隣の年下くんがダンジョンの同居人につき、リアルでも溺愛始まりました

「いいよね。ムギくんはさ、そのエイム力があれば他のゲームでもトップランカーになれるじゃない? こっちはさ、課金しても、これよ」

 甘酢を滴らせるパプリカの端っこをつまんで口の中に放り込む。咀嚼するたびに、爽やかな酸味が口いっぱいに広がっていった。

「烈火さんは、もう少し冷静に周りを見ることができればもっと強くなると思いますけどね。

 あと、課金する場所をアバターのスキンとか衣装とかじゃなくて、装備品やバフアイテムに変えるだけでもだいぶ違ってくると思います」などと、的確な指摘をしてくる。
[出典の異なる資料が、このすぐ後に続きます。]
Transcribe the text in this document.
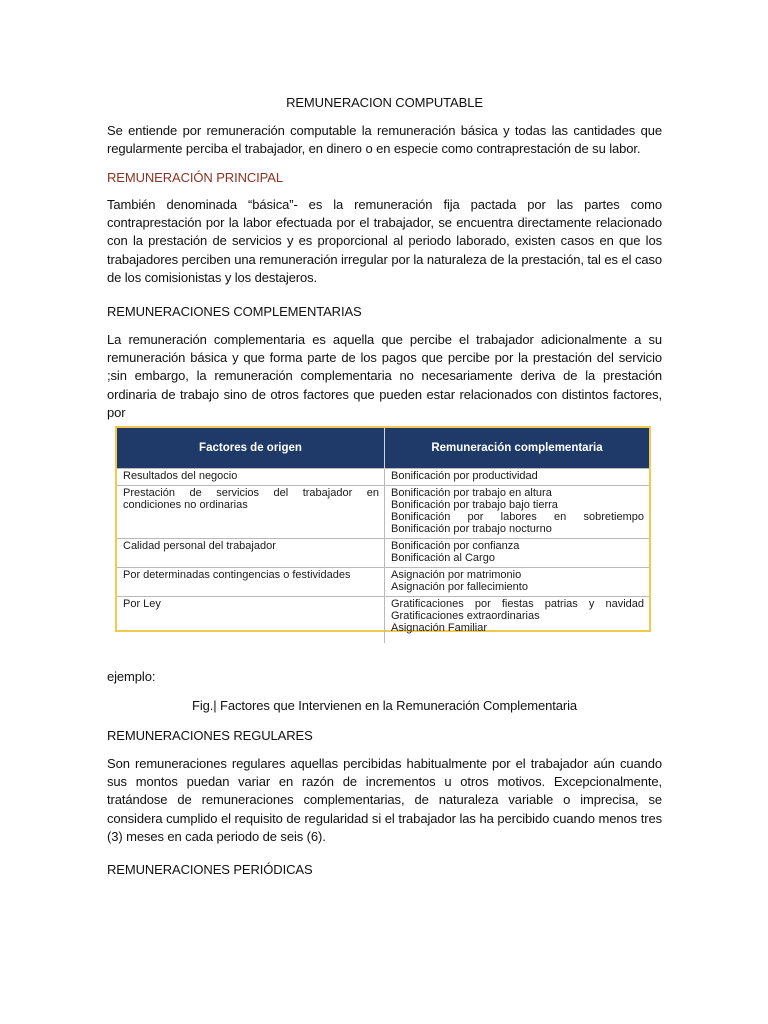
REMUNERACION COMPUTABLE
Se entiende por remuneración computable la remuneración básica y todas las cantidades que regularmente perciba el trabajador, en dinero o en especie como contraprestación de su labor.
REMUNERACIÓN PRINCIPAL
También denominada “básica”- es la remuneración fija pactada por las partes como contraprestación por la labor efectuada por el trabajador, se encuentra directamente relacionado con la prestación de servicios y es proporcional al periodo laborado, existen casos en que los trabajadores perciben una remuneración irregular por la naturaleza de la prestación, tal es el caso de los comisionistas y los destajeros.
REMUNERACIONES COMPLEMENTARIAS
La remuneración complementaria es aquella que percibe el trabajador adicionalmente a su remuneración básica y que forma parte de los pagos que percibe por la prestación del servicio ;sin embargo, la remuneración complementaria no necesariamente deriva de la prestación ordinaria de trabajo sino de otros factores que pueden estar relacionados con distintos factores, por
Factores de origen	Remuneración complementaria
Resultados del negocio	Bonificación por productividad

Prestación de servicios del trabajador en condiciones no ordinarias	Bonificación por trabajo en altura
Bonificación por trabajo bajo tierra
Bonificación por labores en sobretiempo
Bonificación por trabajo nocturno

Calidad personal del trabajador	Bonificación por confianza
Bonificación al Cargo

Por determinadas contingencias o festividades	Asignación por matrimonio
Asignación por fallecimiento

Por Ley	Gratificaciones por fiestas patrias y navidad
Gratificaciones extraordinarias
Asignación Familiar
ejemplo:
Fig.| Factores que Intervienen en la Remuneración Complementaria
REMUNERACIONES REGULARES
Son remuneraciones regulares aquellas percibidas habitualmente por el trabajador aún cuando sus montos puedan variar en razón de incrementos u otros motivos. Excepcionalmente, tratándose de remuneraciones complementarias, de naturaleza variable o imprecisa, se considera cumplido el requisito de regularidad si el trabajador las ha percibido cuando menos tres (3) meses en cada periodo de seis (6).
REMUNERACIONES PERIÓDICAS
「そ、そんなのわかってるよ! 衣装が可愛いすぎるんだもん! 
 限定家具もおしゃだし、買いたい欲を抑えるなんてできないでしょ?」
 
「あとムギへの貢ぎも」と五百城がツッコミを入れる。

「そ、それは、貢ぎたい……けど我慢する!」

 言い切ると、五百城の表情がさっと曇った。思わぬ方向から衝撃を喰らったような顔をしている。

「それは……、困りますね」

「自分で言ったくせに、衣装は無駄なんだよね」

「言いましたが……」

 困った様子を見せる五百城を見て、ほれ見たことかと、ほくそ笑んだ。 
 そうか、五百城はムギのアバターみたいな女の子が好みなのか。 
 なるほどね。だとしたら私など好みじゃないと言った理由も頷ける。